Graft Versus Host

By Georgia Bowan
Light hitting the water, reflecting off of surfaces. And the rain, oh that rain, trickles down my forearm.
I don’t feel lonely at all. I stayed home and picked off specks of residue off of my carpet. I got naked in the mirror and sunk my teeth into my fist. I pretended you were watching me all the while.
When your body rejects a transplant, the limb goes grey and falls off. But when the grafted limb is strong, it can reject its host, slowly but surely poisoning the living thing it has attached itself to. The parasite sickens its mother. And then the host dies, and the limb is all alone once more.

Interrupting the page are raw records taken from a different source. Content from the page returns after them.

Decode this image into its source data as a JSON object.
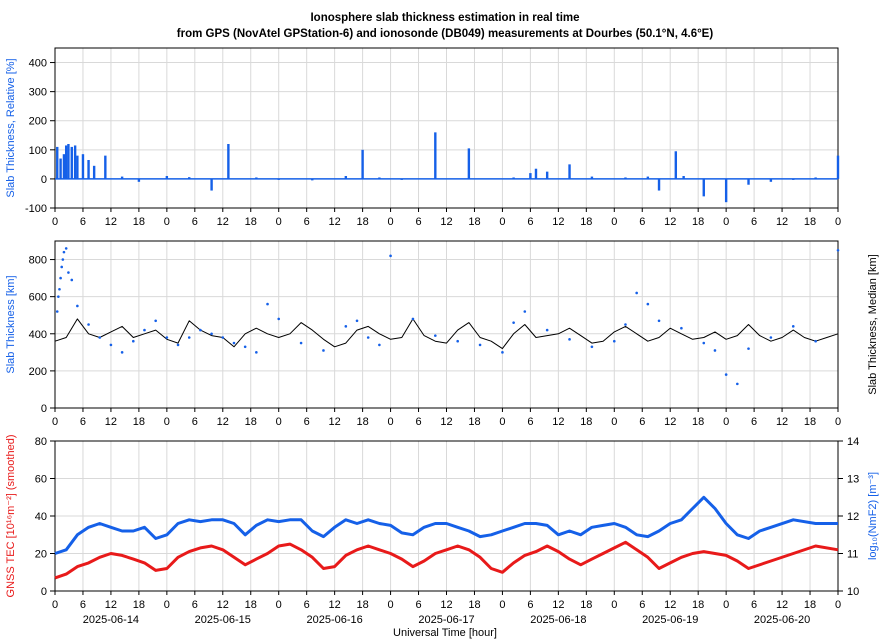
{
  "title_line1": "Ionosphere slab thickness estimation in real time",
  "title_line2": "from GPS (NovAtel GPStation-6) and ionosonde (DB049) measurements at Dourbes (50.1°N, 4.6°E)",
  "x_axis_label": "Universal Time [hour]",
  "hour_ticks": [
    "0",
    "6",
    "12",
    "18"
  ],
  "final_tick": "0",
  "dates": [
    "2025-06-14",
    "2025-06-15",
    "2025-06-16",
    "2025-06-17",
    "2025-06-18",
    "2025-06-19",
    "2025-06-20"
  ],
  "colors": {
    "blue": "#1560e8",
    "red": "#e81a1a",
    "black": "#000000",
    "grid": "#d9d9d9"
  },
  "chart_data": [
    {
      "type": "bar",
      "id": "relative",
      "ylabel": "Slab Thickness, Relative [%]",
      "ylim": [
        -100,
        450
      ],
      "yticks": [
        -100,
        0,
        100,
        200,
        300,
        400
      ],
      "xlim_days": [
        0,
        7
      ],
      "grid": true,
      "series": [
        {
          "color": "blue",
          "x": [
            0.02,
            0.05,
            0.08,
            0.1,
            0.12,
            0.15,
            0.18,
            0.2,
            0.25,
            0.3,
            0.35,
            0.45,
            0.6,
            0.75,
            1.0,
            1.2,
            1.4,
            1.55,
            1.8,
            2.0,
            2.3,
            2.6,
            2.75,
            2.9,
            3.1,
            3.4,
            3.7,
            4.1,
            4.25,
            4.3,
            4.4,
            4.6,
            4.8,
            5.1,
            5.3,
            5.4,
            5.55,
            5.62,
            5.8,
            6.0,
            6.2,
            6.4,
            6.6,
            6.8,
            7.0
          ],
          "values": [
            110,
            70,
            85,
            115,
            120,
            110,
            115,
            80,
            85,
            65,
            45,
            80,
            8,
            -10,
            10,
            6,
            -40,
            120,
            5,
            0,
            -5,
            10,
            100,
            5,
            0,
            160,
            105,
            5,
            20,
            35,
            25,
            50,
            8,
            5,
            8,
            -40,
            95,
            10,
            -60,
            -80,
            -20,
            -10,
            0,
            5,
            80
          ]
        }
      ]
    },
    {
      "type": "scatter",
      "id": "slab",
      "ylabel": "Slab Thickness [km]",
      "ylabel_right": "Slab Thickness, Median [km]",
      "ylim": [
        0,
        900
      ],
      "yticks": [
        0,
        200,
        400,
        600,
        800
      ],
      "xlim_days": [
        0,
        7
      ],
      "grid": true,
      "series": [
        {
          "color": "black",
          "kind": "line",
          "x": [
            0.0,
            0.1,
            0.2,
            0.3,
            0.4,
            0.5,
            0.6,
            0.7,
            0.8,
            0.9,
            1.0,
            1.1,
            1.2,
            1.3,
            1.4,
            1.5,
            1.6,
            1.7,
            1.8,
            1.9,
            2.0,
            2.1,
            2.2,
            2.3,
            2.4,
            2.5,
            2.6,
            2.7,
            2.8,
            2.9,
            3.0,
            3.1,
            3.2,
            3.3,
            3.4,
            3.5,
            3.6,
            3.7,
            3.8,
            3.9,
            4.0,
            4.1,
            4.2,
            4.3,
            4.4,
            4.5,
            4.6,
            4.7,
            4.8,
            4.9,
            5.0,
            5.1,
            5.2,
            5.3,
            5.4,
            5.5,
            5.6,
            5.7,
            5.8,
            5.9,
            6.0,
            6.1,
            6.2,
            6.3,
            6.4,
            6.5,
            6.6,
            6.7,
            6.8,
            6.9,
            7.0
          ],
          "values": [
            360,
            380,
            480,
            400,
            380,
            410,
            440,
            380,
            400,
            420,
            370,
            350,
            470,
            420,
            390,
            380,
            330,
            400,
            430,
            400,
            380,
            400,
            460,
            420,
            370,
            330,
            350,
            420,
            440,
            400,
            370,
            380,
            480,
            390,
            360,
            350,
            420,
            460,
            380,
            360,
            320,
            400,
            450,
            380,
            390,
            400,
            430,
            390,
            350,
            360,
            410,
            440,
            400,
            360,
            380,
            430,
            400,
            370,
            380,
            410,
            370,
            390,
            450,
            390,
            360,
            380,
            420,
            380,
            360,
            380,
            400
          ]
        },
        {
          "color": "blue",
          "kind": "points",
          "x": [
            0.02,
            0.03,
            0.04,
            0.05,
            0.06,
            0.07,
            0.08,
            0.1,
            0.12,
            0.15,
            0.2,
            0.3,
            0.4,
            0.5,
            0.6,
            0.7,
            0.8,
            0.9,
            1.0,
            1.1,
            1.2,
            1.3,
            1.4,
            1.5,
            1.6,
            1.7,
            1.8,
            1.9,
            2.0,
            2.2,
            2.4,
            2.6,
            2.7,
            2.8,
            2.9,
            3.0,
            3.2,
            3.4,
            3.6,
            3.8,
            4.0,
            4.1,
            4.2,
            4.4,
            4.6,
            4.8,
            5.0,
            5.1,
            5.2,
            5.3,
            5.4,
            5.6,
            5.8,
            5.9,
            6.0,
            6.1,
            6.2,
            6.4,
            6.6,
            6.8,
            7.0
          ],
          "values": [
            520,
            600,
            640,
            700,
            760,
            800,
            840,
            860,
            730,
            690,
            550,
            450,
            380,
            340,
            300,
            360,
            420,
            470,
            380,
            340,
            380,
            420,
            400,
            380,
            350,
            330,
            300,
            560,
            480,
            350,
            310,
            440,
            470,
            380,
            340,
            820,
            480,
            390,
            360,
            340,
            300,
            460,
            520,
            420,
            370,
            330,
            360,
            450,
            620,
            560,
            470,
            430,
            350,
            310,
            180,
            130,
            320,
            380,
            440,
            360,
            850
          ]
        }
      ]
    },
    {
      "type": "line",
      "id": "tec",
      "ylabel": "GNSS TEC [10¹⁶m⁻²] (smoothed)",
      "ylabel_right": "log₁₀(NmF2) [m⁻³]",
      "ylim": [
        0,
        80
      ],
      "yticks": [
        0,
        20,
        40,
        60,
        80
      ],
      "ylim_right": [
        10,
        14
      ],
      "yticks_right": [
        10,
        11,
        12,
        13,
        14
      ],
      "xlim_days": [
        0,
        7
      ],
      "grid": true,
      "series": [
        {
          "color": "red",
          "axis": "left",
          "x": [
            0.0,
            0.1,
            0.2,
            0.3,
            0.4,
            0.5,
            0.6,
            0.7,
            0.8,
            0.9,
            1.0,
            1.1,
            1.2,
            1.3,
            1.4,
            1.5,
            1.6,
            1.7,
            1.8,
            1.9,
            2.0,
            2.1,
            2.2,
            2.3,
            2.4,
            2.5,
            2.6,
            2.7,
            2.8,
            2.9,
            3.0,
            3.1,
            3.2,
            3.3,
            3.4,
            3.5,
            3.6,
            3.7,
            3.8,
            3.9,
            4.0,
            4.1,
            4.2,
            4.3,
            4.4,
            4.5,
            4.6,
            4.7,
            4.8,
            4.9,
            5.0,
            5.1,
            5.2,
            5.3,
            5.4,
            5.5,
            5.6,
            5.7,
            5.8,
            5.9,
            6.0,
            6.1,
            6.2,
            6.4,
            6.6,
            6.8,
            7.0
          ],
          "values": [
            7,
            9,
            13,
            15,
            18,
            20,
            19,
            17,
            15,
            11,
            12,
            18,
            21,
            23,
            24,
            22,
            18,
            14,
            17,
            20,
            24,
            25,
            22,
            18,
            12,
            13,
            19,
            22,
            24,
            22,
            20,
            17,
            13,
            16,
            20,
            22,
            24,
            22,
            18,
            12,
            10,
            15,
            19,
            21,
            24,
            21,
            17,
            14,
            17,
            20,
            23,
            26,
            22,
            18,
            12,
            15,
            18,
            20,
            21,
            20,
            19,
            16,
            12,
            16,
            20,
            24,
            22
          ]
        },
        {
          "color": "blue",
          "axis": "right",
          "x": [
            0.0,
            0.1,
            0.2,
            0.3,
            0.4,
            0.5,
            0.6,
            0.7,
            0.8,
            0.9,
            1.0,
            1.1,
            1.2,
            1.3,
            1.4,
            1.5,
            1.6,
            1.7,
            1.8,
            1.9,
            2.0,
            2.1,
            2.2,
            2.3,
            2.4,
            2.5,
            2.6,
            2.7,
            2.8,
            2.9,
            3.0,
            3.1,
            3.2,
            3.3,
            3.4,
            3.5,
            3.6,
            3.7,
            3.8,
            3.9,
            4.0,
            4.1,
            4.2,
            4.3,
            4.4,
            4.5,
            4.6,
            4.7,
            4.8,
            4.9,
            5.0,
            5.1,
            5.2,
            5.3,
            5.4,
            5.5,
            5.6,
            5.7,
            5.8,
            5.9,
            6.0,
            6.1,
            6.2,
            6.3,
            6.4,
            6.6,
            6.8,
            7.0
          ],
          "values": [
            11.0,
            11.1,
            11.5,
            11.7,
            11.8,
            11.7,
            11.6,
            11.6,
            11.7,
            11.4,
            11.5,
            11.8,
            11.9,
            11.85,
            11.9,
            11.9,
            11.8,
            11.5,
            11.75,
            11.9,
            11.85,
            11.9,
            11.9,
            11.6,
            11.45,
            11.7,
            11.9,
            11.8,
            11.9,
            11.8,
            11.75,
            11.55,
            11.5,
            11.7,
            11.8,
            11.8,
            11.7,
            11.6,
            11.45,
            11.5,
            11.6,
            11.7,
            11.8,
            11.8,
            11.75,
            11.5,
            11.6,
            11.5,
            11.7,
            11.75,
            11.8,
            11.7,
            11.5,
            11.45,
            11.6,
            11.8,
            11.9,
            12.2,
            12.5,
            12.2,
            11.8,
            11.5,
            11.4,
            11.6,
            11.7,
            11.9,
            11.8,
            11.8
          ]
        }
      ]
    }
  ]
}
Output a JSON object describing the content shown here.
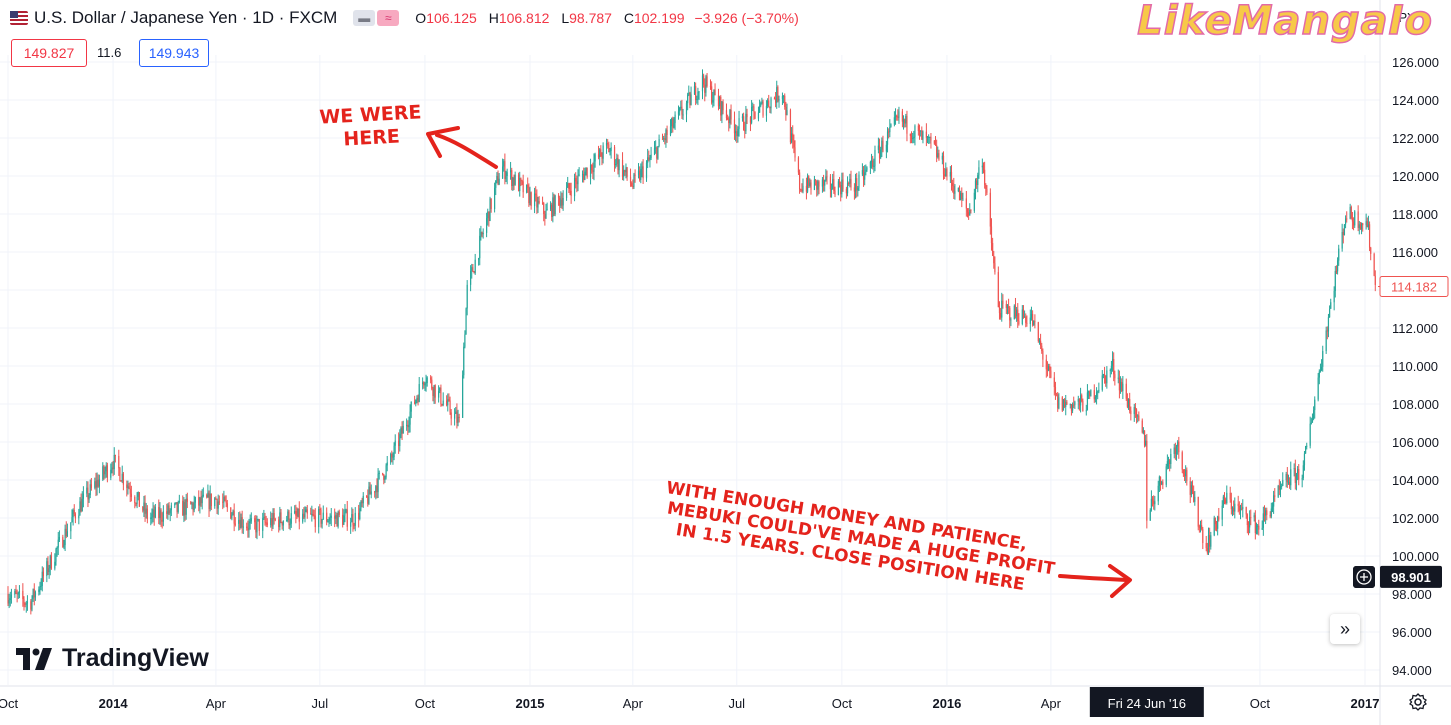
{
  "header": {
    "symbol": "U.S. Dollar / Japanese Yen · 1D · FXCM",
    "ohlc": {
      "o_label": "O",
      "o_value": "106.125",
      "h_label": "H",
      "h_value": "106.812",
      "l_label": "L",
      "l_value": "98.787",
      "c_label": "C",
      "c_value": "102.199",
      "change": "−3.926 (−3.70%)"
    },
    "currency": "JPY"
  },
  "trade": {
    "sell": "149.827",
    "spread": "11.6",
    "buy": "149.943"
  },
  "watermark": "LikeMangaIo",
  "logo": "TradingView",
  "annotations": {
    "top": [
      "WE WERE",
      "HERE"
    ],
    "bottom": [
      "With enough money and patience,",
      "Mebuki could've made a huge profit",
      "in 1.5 years. Close position here"
    ]
  },
  "chart_data": {
    "type": "candlestick",
    "y_axis_labels": [
      "126.000",
      "124.000",
      "122.000",
      "120.000",
      "118.000",
      "116.000",
      "114.000",
      "112.000",
      "110.000",
      "108.000",
      "106.000",
      "104.000",
      "102.000",
      "100.000",
      "98.000",
      "96.000",
      "94.000"
    ],
    "x_axis_labels": [
      "Oct",
      "2014",
      "Apr",
      "Jul",
      "Oct",
      "2015",
      "Apr",
      "Jul",
      "Oct",
      "2016",
      "Apr",
      "Fri 24 Jun '16",
      "Oct",
      "2017"
    ],
    "crosshair_date": "Fri 24 Jun '16",
    "crosshair_price": "98.901",
    "last_price": "114.182",
    "ylim": [
      94,
      126
    ],
    "trend": [
      [
        "2013-10-01",
        98.0
      ],
      [
        "2013-10-20",
        97.5
      ],
      [
        "2013-12-01",
        102.5
      ],
      [
        "2014-01-01",
        105.0
      ],
      [
        "2014-02-01",
        102.0
      ],
      [
        "2014-04-01",
        103.0
      ],
      [
        "2014-05-01",
        101.5
      ],
      [
        "2014-06-01",
        102.0
      ],
      [
        "2014-08-01",
        102.0
      ],
      [
        "2014-09-01",
        105.0
      ],
      [
        "2014-10-01",
        109.5
      ],
      [
        "2014-10-31",
        107.0
      ],
      [
        "2014-11-07",
        114.0
      ],
      [
        "2014-12-07",
        120.5
      ],
      [
        "2015-01-15",
        118.0
      ],
      [
        "2015-03-10",
        121.5
      ],
      [
        "2015-04-01",
        119.5
      ],
      [
        "2015-06-01",
        125.0
      ],
      [
        "2015-07-01",
        122.5
      ],
      [
        "2015-08-10",
        124.5
      ],
      [
        "2015-08-25",
        119.5
      ],
      [
        "2015-10-15",
        119.5
      ],
      [
        "2015-11-20",
        123.0
      ],
      [
        "2015-12-20",
        121.5
      ],
      [
        "2016-01-20",
        118.0
      ],
      [
        "2016-02-01",
        121.0
      ],
      [
        "2016-02-15",
        113.0
      ],
      [
        "2016-03-15",
        112.5
      ],
      [
        "2016-04-07",
        108.0
      ],
      [
        "2016-05-01",
        108.0
      ],
      [
        "2016-05-25",
        110.0
      ],
      [
        "2016-06-23",
        106.0
      ],
      [
        "2016-06-24",
        102.2
      ],
      [
        "2016-07-20",
        106.0
      ],
      [
        "2016-08-15",
        100.5
      ],
      [
        "2016-09-01",
        103.0
      ],
      [
        "2016-09-30",
        101.5
      ],
      [
        "2016-10-25",
        104.0
      ],
      [
        "2016-11-08",
        104.5
      ],
      [
        "2016-11-09",
        105.0
      ],
      [
        "2016-12-15",
        118.0
      ],
      [
        "2017-01-03",
        117.5
      ],
      [
        "2017-01-10",
        114.2
      ]
    ]
  },
  "colors": {
    "up": "#26a69a",
    "down": "#ef5350",
    "annotation": "#e4231c",
    "buy": "#2962ff",
    "sell": "#f23645"
  },
  "icons": [
    "us-flag-icon",
    "expand-icon",
    "plus-icon",
    "settings-icon",
    "tradingview-logo-icon"
  ]
}
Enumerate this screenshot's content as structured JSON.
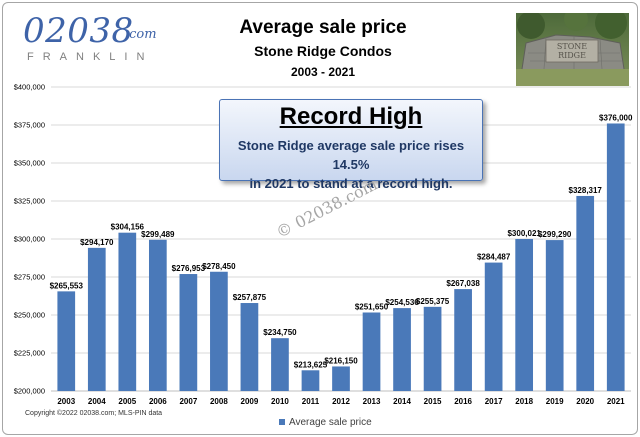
{
  "logo": {
    "main": "02038",
    "suffix": ".com",
    "sub": "FRANKLIN"
  },
  "photo": {
    "sign_line1": "STONE",
    "sign_line2": "RIDGE"
  },
  "callout": {
    "title": "Record High",
    "line1": "Stone Ridge average sale price rises 14.5%",
    "line2": "in 2021 to stand at a record high."
  },
  "watermark": "© 02038.com",
  "copyright": "Copyright ©2022 02038.com; MLS-PIN data",
  "colors": {
    "bar": "#4a79b9",
    "gridline": "#d9d9d9",
    "callout_border": "#4a73b5"
  },
  "chart_data": {
    "type": "bar",
    "title": "Average sale price",
    "subtitle": "Stone Ridge Condos",
    "years_label": "2003 - 2021",
    "categories": [
      "2003",
      "2004",
      "2005",
      "2006",
      "2007",
      "2008",
      "2009",
      "2010",
      "2011",
      "2012",
      "2013",
      "2014",
      "2015",
      "2016",
      "2017",
      "2018",
      "2019",
      "2020",
      "2021"
    ],
    "series": [
      {
        "name": "Average sale price",
        "values": [
          265553,
          294170,
          304156,
          299489,
          276953,
          278450,
          257875,
          234750,
          213625,
          216150,
          251650,
          254536,
          255375,
          267038,
          284487,
          300021,
          299290,
          328317,
          376000
        ],
        "labels": [
          "$265,553",
          "$294,170",
          "$304,156",
          "$299,489",
          "$276,953",
          "$278,450",
          "$257,875",
          "$234,750",
          "$213,625",
          "$216,150",
          "$251,650",
          "$254,536",
          "$255,375",
          "$267,038",
          "$284,487",
          "$300,021",
          "$299,290",
          "$328,317",
          "$376,000"
        ]
      }
    ],
    "ylim": [
      200000,
      400000
    ],
    "yticks": [
      200000,
      225000,
      250000,
      275000,
      300000,
      325000,
      350000,
      375000,
      400000
    ],
    "ytick_labels": [
      "$200,000",
      "$225,000",
      "$250,000",
      "$275,000",
      "$300,000",
      "$325,000",
      "$350,000",
      "$375,000",
      "$400,000"
    ],
    "grid": true,
    "legend": "bottom"
  }
}
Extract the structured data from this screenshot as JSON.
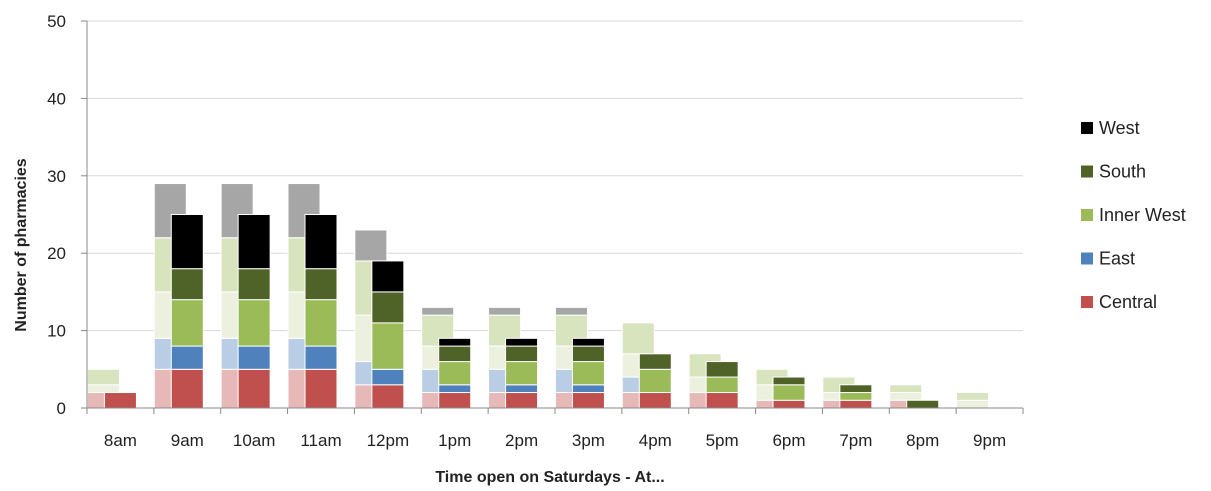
{
  "chart_data": {
    "type": "bar",
    "stacked": true,
    "title": "",
    "xlabel": "Time open on Saturdays - At...",
    "ylabel": "Number of pharmacies",
    "ylim": [
      0,
      50
    ],
    "yticks": [
      0,
      10,
      20,
      30,
      40,
      50
    ],
    "grid": true,
    "legend_position": "right",
    "categories": [
      "8am",
      "9am",
      "10am",
      "11am",
      "12pm",
      "1pm",
      "2pm",
      "3pm",
      "4pm",
      "5pm",
      "6pm",
      "7pm",
      "8pm",
      "9pm"
    ],
    "series": [
      {
        "name": "Central",
        "color": "#c0504d",
        "values": [
          2,
          5,
          5,
          5,
          3,
          2,
          2,
          2,
          2,
          2,
          1,
          1,
          0,
          0
        ]
      },
      {
        "name": "East",
        "color": "#4f81bd",
        "values": [
          0,
          3,
          3,
          3,
          2,
          1,
          1,
          1,
          0,
          0,
          0,
          0,
          0,
          0
        ]
      },
      {
        "name": "Inner West",
        "color": "#9bbb59",
        "values": [
          0,
          6,
          6,
          6,
          6,
          3,
          3,
          3,
          3,
          2,
          2,
          1,
          0,
          0
        ]
      },
      {
        "name": "South",
        "color": "#4f6228",
        "values": [
          0,
          4,
          4,
          4,
          4,
          2,
          2,
          2,
          2,
          2,
          1,
          1,
          1,
          0
        ]
      },
      {
        "name": "West",
        "color": "#000000",
        "values": [
          0,
          7,
          7,
          7,
          4,
          1,
          1,
          1,
          0,
          0,
          0,
          0,
          0,
          0
        ]
      }
    ],
    "background_stack": {
      "segments": [
        {
          "color": "#e6b9b8",
          "values": [
            2,
            5,
            5,
            5,
            3,
            2,
            2,
            2,
            2,
            2,
            1,
            1,
            1,
            0
          ]
        },
        {
          "color": "#b9cde5",
          "values": [
            0,
            4,
            4,
            4,
            3,
            3,
            3,
            3,
            2,
            0,
            0,
            0,
            0,
            0
          ]
        },
        {
          "color": "#ebf1de",
          "values": [
            1,
            6,
            6,
            6,
            6,
            3,
            3,
            3,
            3,
            2,
            2,
            1,
            1,
            1
          ]
        },
        {
          "color": "#d7e4bd",
          "values": [
            2,
            7,
            7,
            7,
            7,
            4,
            4,
            4,
            4,
            3,
            2,
            2,
            1,
            1
          ]
        },
        {
          "color": "#a6a6a6",
          "values": [
            0,
            7,
            7,
            7,
            4,
            1,
            1,
            1,
            0,
            0,
            0,
            0,
            0,
            0
          ]
        }
      ]
    }
  }
}
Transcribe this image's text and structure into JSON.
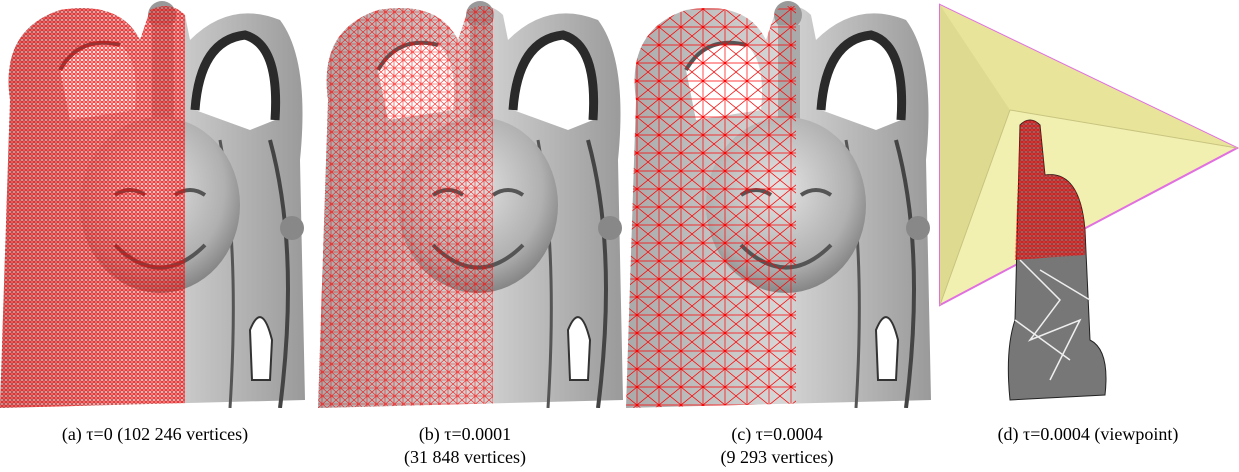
{
  "figure": {
    "panels": [
      {
        "caption": [
          "(a) τ=0 (102 246 vertices)"
        ]
      },
      {
        "caption": [
          "(b) τ=0.0001",
          "(31 848 vertices)"
        ]
      },
      {
        "caption": [
          "(c) τ=0.0004",
          "(9 293 vertices)"
        ]
      },
      {
        "caption": [
          "(d) τ=0.0004 (viewpoint)"
        ]
      }
    ]
  }
}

There was something in the way you walked with your feet outstretched and your long arms dangling down. Glasses slipped down the nose, nails grown too long, that crescent moon at the pit of each, all white. There was something about you but I can’t put a finger on it now, can’t track it down from all the black dampening my thoughts and recollections. Only a dream, or a memory of my own burial.
I’m in Limbo. I’m walking around and I have no shoes on. My hair is tangled and sticking to my skin, there is salt in the air but no sea in sight. All the things around me are made of that feeling, the zap in your fingers when your eye pricks with water. All of the things around me aren’t tangible, aren’t salvageable, but still, they follow me around for the rest of time.